Still with me? Doesn't matter. Because the ride is a blast, regardless, with brilliantly choreographed gun battles, snowy mountain top Bond villain style bases, slow motion hotel hallway floating, a ton of suspense, and a tragic romance buried at the center. It lacks the leather trench coats and overall conceit of "The Matrix" (which I still like, sequels be damned), opting instead to ground the otherwise supernatural situations in muted colors, necessary action and damn fine acting.
Leonardo DiCaprio plays Dom Cobb, an expert "extractor" on the lam from both the cops and law-bending folks alike.
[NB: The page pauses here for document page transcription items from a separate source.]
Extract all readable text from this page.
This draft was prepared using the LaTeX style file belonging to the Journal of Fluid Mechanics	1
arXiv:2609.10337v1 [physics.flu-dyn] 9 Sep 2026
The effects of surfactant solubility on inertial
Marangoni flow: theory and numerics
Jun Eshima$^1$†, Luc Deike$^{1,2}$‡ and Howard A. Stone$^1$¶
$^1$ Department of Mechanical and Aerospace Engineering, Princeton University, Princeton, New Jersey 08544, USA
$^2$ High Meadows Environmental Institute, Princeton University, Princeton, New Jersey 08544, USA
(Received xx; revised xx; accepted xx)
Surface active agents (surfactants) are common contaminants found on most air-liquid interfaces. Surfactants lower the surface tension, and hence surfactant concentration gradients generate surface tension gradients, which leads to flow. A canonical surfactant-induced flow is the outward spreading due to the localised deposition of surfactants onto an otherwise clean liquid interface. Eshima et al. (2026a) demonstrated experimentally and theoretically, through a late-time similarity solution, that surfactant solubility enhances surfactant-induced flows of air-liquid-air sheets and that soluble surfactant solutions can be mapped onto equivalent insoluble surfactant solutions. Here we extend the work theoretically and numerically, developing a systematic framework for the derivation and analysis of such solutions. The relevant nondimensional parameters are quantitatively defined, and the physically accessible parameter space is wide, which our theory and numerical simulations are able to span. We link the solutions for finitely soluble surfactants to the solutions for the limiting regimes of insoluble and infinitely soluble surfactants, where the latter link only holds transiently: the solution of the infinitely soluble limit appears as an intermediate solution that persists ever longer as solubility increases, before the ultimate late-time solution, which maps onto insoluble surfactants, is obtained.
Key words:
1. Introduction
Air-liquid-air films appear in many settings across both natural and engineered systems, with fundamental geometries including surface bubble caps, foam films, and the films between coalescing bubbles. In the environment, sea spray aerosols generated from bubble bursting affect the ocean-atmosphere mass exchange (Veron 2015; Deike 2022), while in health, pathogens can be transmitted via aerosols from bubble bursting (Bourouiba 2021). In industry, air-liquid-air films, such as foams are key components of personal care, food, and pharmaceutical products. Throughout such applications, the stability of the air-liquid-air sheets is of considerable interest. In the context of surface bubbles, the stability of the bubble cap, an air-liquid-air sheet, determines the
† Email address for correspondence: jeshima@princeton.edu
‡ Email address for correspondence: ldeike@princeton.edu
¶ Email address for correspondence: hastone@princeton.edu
Saito (Ken Watanabe, whom I've loved since "The Last Samurai") is the guy who comes along offering to help Dom clear his name if he''ll, you know, get the team back together for one last job. That bit of stock plot device, and others like it, are welcome familiarities in a picture that is otherwise so high-concept. Cobb's team consists of Arthur (Joseph Gordon-Levitt), Eames (Tom Hardy, who I expect we'll see more of after this), Yusuf (Dileep Rao) and newbie Ariadne (Ellen Page), who Dom's father-in-law (Michael Caine) helps him recruit.
While "extraction" is normally the name of the game, Saito is after something much trickier: "inception." He doesn't want anything taken from the mind of a corporate rival (Cillian Murphy), he wants something put there -- an idea, or at least the seed of an idea. It's tough business. A couple of wrong moves and you could end up stuck in a dream, where a few minutes can feel like fifty years. And Ariadne is the only one who figures out that Cobb's mental baggage, which has a bad habit of showing up in the dream world in all sorts of ways, puts them at even greater peril.
A movie like this one often gets hampered by exposition, where characters are constantly having to explain everything to the audience at every available turn. And while "Inception" is presented with this problem, it solves it with grace, feeding us enough tidbits through natural and believable conversations that drive the story along without either lecturing or losing us.
Gordon-Levitt expertly mined noir-land with "Brick" (Netflix that movie now if you haven't seen it) and "The Lookout" (also great) and Leonardo DiCaprio is perfectly cast as well, echoing the somewhat thematically similar "Shutter Island" he starred in earlier this year. Like Scorsese, Nolan is a master of atmosphere, but with his own specific take, like Stanley Kubrick with a "Mad Men" fetish. The atmosphere, the costumes, the colors, the lighting, the music. Production designer Guy Dyas (who I had occasion to meet while visiting the set of "X2: X-Men United," another brilliantly designed, smarter-than-average action picture) had the good sense to make use of retro looking tech, a la "Battlestar Galactica," which somehow makes the entire world more believable.
Add to that special effects that are neither cartoonish nor garish, operating with the benefit of happening within dreams (where we expect to see buildings contorting and reshaped) and the feeling that the actors are on real sound stages and city streets, not stuck in front of green screen.
I was able to re-watch Christopher Nolan's "Insomnia" on the big screen a few weeks ago at the LA Times Hero Complex Film Fest and I was struck by the consistent style and tone that permeates all of his pictures, including the familiar faces in his ensembles (please, Mr. Nolan, cast Gordon-Levitt as The Riddler!). The dark, ponderous nature of his pictures is engaging and regularly balanced with thrilling action. "Inception" is no exception. I can't think of anyone doing neo-noir better.